Mucho menos coopera el hecho de que los objetivos que persigue la sociedad en cuestión no sean los relacionados con la solución de los problemas cotidianos que se le presentan a la asociación, sino unos extra-cotidianos, siempre en un instante más allá de la extensión de la vida de los humanos presentes. Unos objetivos que necesariamente han sido definidos, propuestos por una élite anterior al impulso ascético, y que en consecuencia ya parte con una ventaja en la lucha por el poder en la sociedad en cuestión.

Debe señalarse también que la solución cubana legitima el “orden de cosas” con mucha mayor eficiencia que la soviética leninista, y que en concreto solo es comparable, por su capacidad para resistir con eficiencia las adversidades que se le presentan a la asociación humana, con el nacionalsocialismo alemán. El cubano castrista, como el nazi-alemán, cuentan con un aparato ideal que le permite encuadrarse dentro de su religión, y a la vez participar más conscientemente en los grandes momentos de crisis de lo que alguna vez pudo lograrse respecto al hombre soviético. En este sentido cabe indicar que el caso cubano se encuentra más próximo a los fascismos, que a los socialismos leninistas.

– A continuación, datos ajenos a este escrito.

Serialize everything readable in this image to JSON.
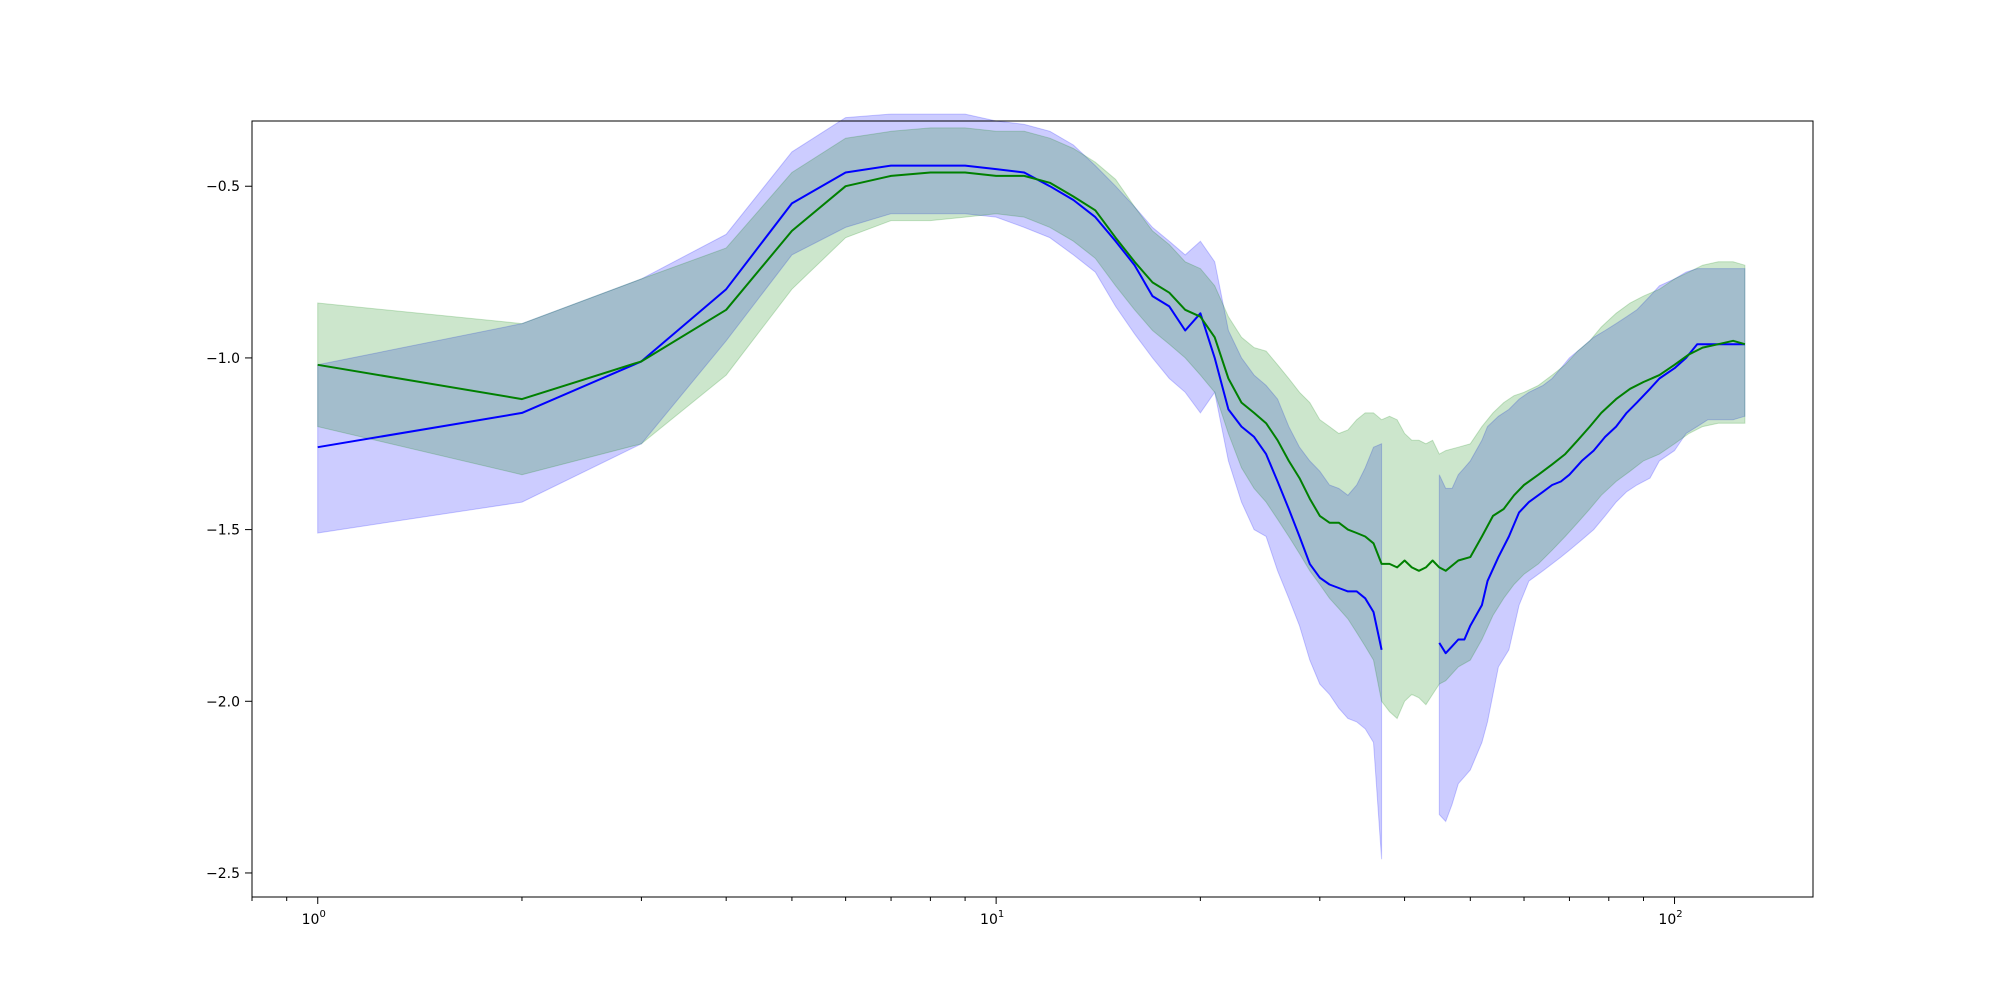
{
  "chart_data": {
    "type": "line",
    "title": "",
    "xlabel": "",
    "ylabel": "",
    "x_scale": "log",
    "xlim": [
      0.8,
      160
    ],
    "ylim": [
      -2.57,
      -0.31
    ],
    "grid": false,
    "x_ticks": [
      {
        "value": 1,
        "base": "10",
        "exp": "0"
      },
      {
        "value": 10,
        "base": "10",
        "exp": "1"
      },
      {
        "value": 100,
        "base": "10",
        "exp": "2"
      }
    ],
    "y_ticks": [
      {
        "value": -0.5,
        "label": "−0.5"
      },
      {
        "value": -1.0,
        "label": "−1.0"
      },
      {
        "value": -1.5,
        "label": "−1.5"
      },
      {
        "value": -2.0,
        "label": "−2.0"
      },
      {
        "value": -2.5,
        "label": "−2.5"
      }
    ],
    "series": [
      {
        "color": "#0000ff",
        "fill_color": "#0000ff",
        "fill_opacity": 0.2,
        "points": [
          [
            1,
            -1.26,
            -1.51,
            -1.02
          ],
          [
            2,
            -1.16,
            -1.42,
            -0.9
          ],
          [
            3,
            -1.01,
            -1.25,
            -0.77
          ],
          [
            4,
            -0.8,
            -0.95,
            -0.64
          ],
          [
            5,
            -0.55,
            -0.7,
            -0.4
          ],
          [
            6,
            -0.46,
            -0.62,
            -0.3
          ],
          [
            7,
            -0.44,
            -0.58,
            -0.29
          ],
          [
            8,
            -0.44,
            -0.58,
            -0.29
          ],
          [
            9,
            -0.44,
            -0.58,
            -0.29
          ],
          [
            10,
            -0.45,
            -0.59,
            -0.31
          ],
          [
            11,
            -0.46,
            -0.62,
            -0.32
          ],
          [
            12,
            -0.5,
            -0.65,
            -0.34
          ],
          [
            13,
            -0.54,
            -0.7,
            -0.38
          ],
          [
            14,
            -0.59,
            -0.75,
            -0.44
          ],
          [
            15,
            -0.66,
            -0.85,
            -0.5
          ],
          [
            16,
            -0.73,
            -0.93,
            -0.56
          ],
          [
            17,
            -0.82,
            -1.0,
            -0.62
          ],
          [
            18,
            -0.85,
            -1.06,
            -0.66
          ],
          [
            19,
            -0.92,
            -1.1,
            -0.7
          ],
          [
            20,
            -0.87,
            -1.16,
            -0.66
          ],
          [
            21,
            -1.0,
            -1.1,
            -0.72
          ],
          [
            22,
            -1.15,
            -1.3,
            -0.92
          ],
          [
            23,
            -1.2,
            -1.42,
            -1.0
          ],
          [
            24,
            -1.23,
            -1.5,
            -1.05
          ],
          [
            25,
            -1.28,
            -1.52,
            -1.08
          ],
          [
            26,
            -1.36,
            -1.62,
            -1.12
          ],
          [
            27,
            -1.44,
            -1.7,
            -1.2
          ],
          [
            28,
            -1.52,
            -1.78,
            -1.26
          ],
          [
            29,
            -1.6,
            -1.88,
            -1.3
          ],
          [
            30,
            -1.64,
            -1.95,
            -1.33
          ],
          [
            31,
            -1.66,
            -1.98,
            -1.37
          ],
          [
            32,
            -1.67,
            -2.02,
            -1.38
          ],
          [
            33,
            -1.68,
            -2.05,
            -1.4
          ],
          [
            34,
            -1.68,
            -2.06,
            -1.37
          ],
          [
            35,
            -1.7,
            -2.08,
            -1.32
          ],
          [
            36,
            -1.74,
            -2.12,
            -1.26
          ],
          [
            37,
            -1.85,
            -2.46,
            -1.25
          ],
          [
            null,
            null,
            null,
            null
          ],
          [
            45,
            -1.83,
            -2.33,
            -1.34
          ],
          [
            46,
            -1.86,
            -2.35,
            -1.38
          ],
          [
            47,
            -1.84,
            -2.3,
            -1.38
          ],
          [
            48,
            -1.82,
            -2.24,
            -1.34
          ],
          [
            49,
            -1.82,
            -2.22,
            -1.32
          ],
          [
            50,
            -1.78,
            -2.2,
            -1.3
          ],
          [
            52,
            -1.72,
            -2.12,
            -1.24
          ],
          [
            53,
            -1.65,
            -2.06,
            -1.2
          ],
          [
            55,
            -1.58,
            -1.9,
            -1.17
          ],
          [
            57,
            -1.52,
            -1.85,
            -1.15
          ],
          [
            59,
            -1.45,
            -1.72,
            -1.12
          ],
          [
            61,
            -1.42,
            -1.65,
            -1.1
          ],
          [
            64,
            -1.39,
            -1.62,
            -1.08
          ],
          [
            66,
            -1.37,
            -1.6,
            -1.06
          ],
          [
            68,
            -1.36,
            -1.58,
            -1.03
          ],
          [
            70,
            -1.34,
            -1.56,
            -1.0
          ],
          [
            73,
            -1.3,
            -1.53,
            -0.97
          ],
          [
            76,
            -1.27,
            -1.5,
            -0.94
          ],
          [
            79,
            -1.23,
            -1.46,
            -0.92
          ],
          [
            82,
            -1.2,
            -1.42,
            -0.9
          ],
          [
            85,
            -1.16,
            -1.39,
            -0.88
          ],
          [
            88,
            -1.13,
            -1.37,
            -0.86
          ],
          [
            92,
            -1.09,
            -1.35,
            -0.82
          ],
          [
            95,
            -1.06,
            -1.3,
            -0.79
          ],
          [
            100,
            -1.03,
            -1.27,
            -0.77
          ],
          [
            104,
            -1.0,
            -1.22,
            -0.75
          ],
          [
            108,
            -0.96,
            -1.2,
            -0.74
          ],
          [
            112,
            -0.96,
            -1.18,
            -0.74
          ],
          [
            116,
            -0.96,
            -1.18,
            -0.74
          ],
          [
            122,
            -0.96,
            -1.18,
            -0.74
          ],
          [
            127,
            -0.96,
            -1.17,
            -0.74
          ]
        ]
      },
      {
        "color": "#008000",
        "fill_color": "#008000",
        "fill_opacity": 0.2,
        "points": [
          [
            1,
            -1.02,
            -1.2,
            -0.84
          ],
          [
            2,
            -1.12,
            -1.34,
            -0.9
          ],
          [
            3,
            -1.01,
            -1.25,
            -0.77
          ],
          [
            4,
            -0.86,
            -1.05,
            -0.68
          ],
          [
            5,
            -0.63,
            -0.8,
            -0.46
          ],
          [
            6,
            -0.5,
            -0.65,
            -0.36
          ],
          [
            7,
            -0.47,
            -0.6,
            -0.34
          ],
          [
            8,
            -0.46,
            -0.6,
            -0.33
          ],
          [
            9,
            -0.46,
            -0.59,
            -0.33
          ],
          [
            10,
            -0.47,
            -0.58,
            -0.34
          ],
          [
            11,
            -0.47,
            -0.59,
            -0.34
          ],
          [
            12,
            -0.49,
            -0.62,
            -0.36
          ],
          [
            13,
            -0.53,
            -0.66,
            -0.39
          ],
          [
            14,
            -0.57,
            -0.71,
            -0.43
          ],
          [
            15,
            -0.65,
            -0.79,
            -0.48
          ],
          [
            16,
            -0.72,
            -0.86,
            -0.56
          ],
          [
            17,
            -0.78,
            -0.92,
            -0.63
          ],
          [
            18,
            -0.81,
            -0.96,
            -0.67
          ],
          [
            19,
            -0.86,
            -1.0,
            -0.72
          ],
          [
            20,
            -0.88,
            -1.05,
            -0.74
          ],
          [
            21,
            -0.94,
            -1.1,
            -0.79
          ],
          [
            22,
            -1.06,
            -1.22,
            -0.88
          ],
          [
            23,
            -1.13,
            -1.32,
            -0.94
          ],
          [
            24,
            -1.16,
            -1.38,
            -0.97
          ],
          [
            25,
            -1.19,
            -1.42,
            -0.98
          ],
          [
            26,
            -1.24,
            -1.47,
            -1.02
          ],
          [
            27,
            -1.3,
            -1.52,
            -1.06
          ],
          [
            28,
            -1.35,
            -1.57,
            -1.1
          ],
          [
            29,
            -1.41,
            -1.62,
            -1.13
          ],
          [
            30,
            -1.46,
            -1.66,
            -1.18
          ],
          [
            31,
            -1.48,
            -1.7,
            -1.2
          ],
          [
            32,
            -1.48,
            -1.73,
            -1.22
          ],
          [
            33,
            -1.5,
            -1.76,
            -1.21
          ],
          [
            34,
            -1.51,
            -1.8,
            -1.18
          ],
          [
            35,
            -1.52,
            -1.84,
            -1.16
          ],
          [
            36,
            -1.54,
            -1.88,
            -1.16
          ],
          [
            37,
            -1.6,
            -2.0,
            -1.18
          ],
          [
            38,
            -1.6,
            -2.03,
            -1.17
          ],
          [
            39,
            -1.61,
            -2.05,
            -1.18
          ],
          [
            40,
            -1.59,
            -2.0,
            -1.22
          ],
          [
            41,
            -1.61,
            -1.98,
            -1.24
          ],
          [
            42,
            -1.62,
            -1.99,
            -1.24
          ],
          [
            43,
            -1.61,
            -2.01,
            -1.25
          ],
          [
            44,
            -1.59,
            -1.98,
            -1.24
          ],
          [
            45,
            -1.61,
            -1.95,
            -1.28
          ],
          [
            46,
            -1.62,
            -1.94,
            -1.27
          ],
          [
            48,
            -1.59,
            -1.9,
            -1.26
          ],
          [
            50,
            -1.58,
            -1.88,
            -1.25
          ],
          [
            52,
            -1.52,
            -1.82,
            -1.2
          ],
          [
            54,
            -1.46,
            -1.75,
            -1.16
          ],
          [
            56,
            -1.44,
            -1.7,
            -1.13
          ],
          [
            58,
            -1.4,
            -1.66,
            -1.11
          ],
          [
            60,
            -1.37,
            -1.63,
            -1.1
          ],
          [
            63,
            -1.34,
            -1.6,
            -1.08
          ],
          [
            66,
            -1.31,
            -1.56,
            -1.05
          ],
          [
            69,
            -1.28,
            -1.52,
            -1.02
          ],
          [
            72,
            -1.24,
            -1.48,
            -0.98
          ],
          [
            75,
            -1.2,
            -1.44,
            -0.95
          ],
          [
            78,
            -1.16,
            -1.4,
            -0.91
          ],
          [
            82,
            -1.12,
            -1.36,
            -0.87
          ],
          [
            86,
            -1.09,
            -1.33,
            -0.84
          ],
          [
            90,
            -1.07,
            -1.3,
            -0.82
          ],
          [
            95,
            -1.05,
            -1.28,
            -0.8
          ],
          [
            100,
            -1.02,
            -1.25,
            -0.77
          ],
          [
            105,
            -0.99,
            -1.22,
            -0.75
          ],
          [
            110,
            -0.97,
            -1.2,
            -0.73
          ],
          [
            116,
            -0.96,
            -1.19,
            -0.72
          ],
          [
            122,
            -0.95,
            -1.19,
            -0.72
          ],
          [
            127,
            -0.96,
            -1.19,
            -0.73
          ]
        ]
      }
    ]
  }
}
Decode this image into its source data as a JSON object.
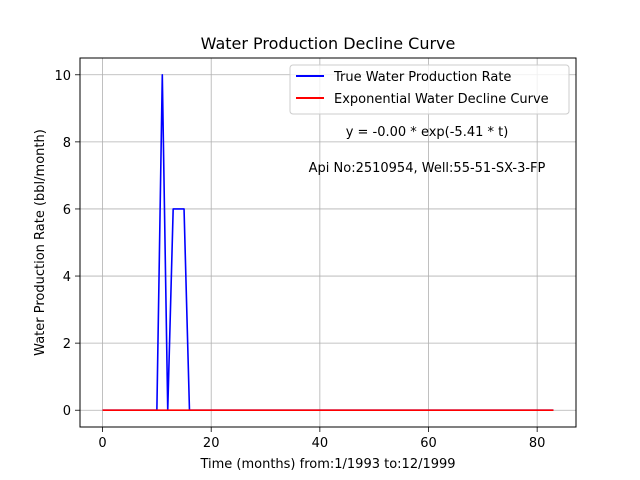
{
  "chart_data": {
    "type": "line",
    "title": "Water Production Decline Curve",
    "xlabel": "Time (months) from:1/1993 to:12/1999",
    "ylabel": "Water Production Rate (bbl/month)",
    "xlim": [
      -4.15,
      87.15
    ],
    "ylim": [
      -0.5,
      10.5
    ],
    "xticks": [
      0,
      20,
      40,
      60,
      80
    ],
    "yticks": [
      0,
      2,
      4,
      6,
      8,
      10
    ],
    "grid": true,
    "legend_position": "top-right",
    "series": [
      {
        "name": "True Water Production Rate",
        "color": "#0000ff",
        "x": [
          0,
          10,
          11,
          12,
          13,
          14,
          15,
          16,
          83
        ],
        "y": [
          0,
          0,
          10,
          0,
          6,
          6,
          6,
          0,
          0
        ]
      },
      {
        "name": "Exponential Water Decline Curve",
        "color": "#ff0000",
        "x": [
          0,
          83
        ],
        "y": [
          0,
          0
        ]
      }
    ],
    "annotations": [
      "y = -0.00 * exp(-5.41 * t)",
      "Api No:2510954, Well:55-51-SX-3-FP"
    ]
  }
}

Todo lo dicho más arriba nos deja ante una evidencia: En la construcción de un socialismo o una democracia real, que para el caso no hay ninguna diferencia entre uno y otro, de un socialismo basado en la participación de los ciudadanos, la mentalidad, digamos que el civismo, no bastan, ni aun o mucho menos cuando se pretende llevar ese civismo hasta un estado ascético. Son imprescindibles los mecanismos e instituciones que mantengan abiertos los espacios de participación y le permitan al ciudadano participar en el momento oportuno, mientras a su vez vive su vida (en la cual sus preocupaciones por toda la sociedad no cubren más que una pequeña proporción de su tiempo). Y por otra parte esos mecanismos e instituciones, creados por los hombres en la Modernidad, y a los cuales no se puede simplemente lanzar por la borda de la gran nave humana, no deben estar ahí tampoco solo para consensuar la construcción de la futura sociedad en que, por su misma concepción, se le dará respuesta a todos los problemas de manera satisfactoria para todos: deben estar para consensuar la solución de nuestros problemas cotidianos, a corto, mediano y largo plazo, para nada más.

El reino de la libertad, la sociedad abierta, es solo una sociedad hacia la que se tiende, sin alcanzársela nunca, en definitiva. Una sociedad ideal en que todos participamos en igualdad de condiciones, todo el tiempo. Querer hacerla ahora mismo, y en consecuencia abandonar por completo nuestras vidas en ese empeño, solo nos conducirá a repetir los mismos errores en los que el pueblo cubano lleva ya sesenta años extraviado.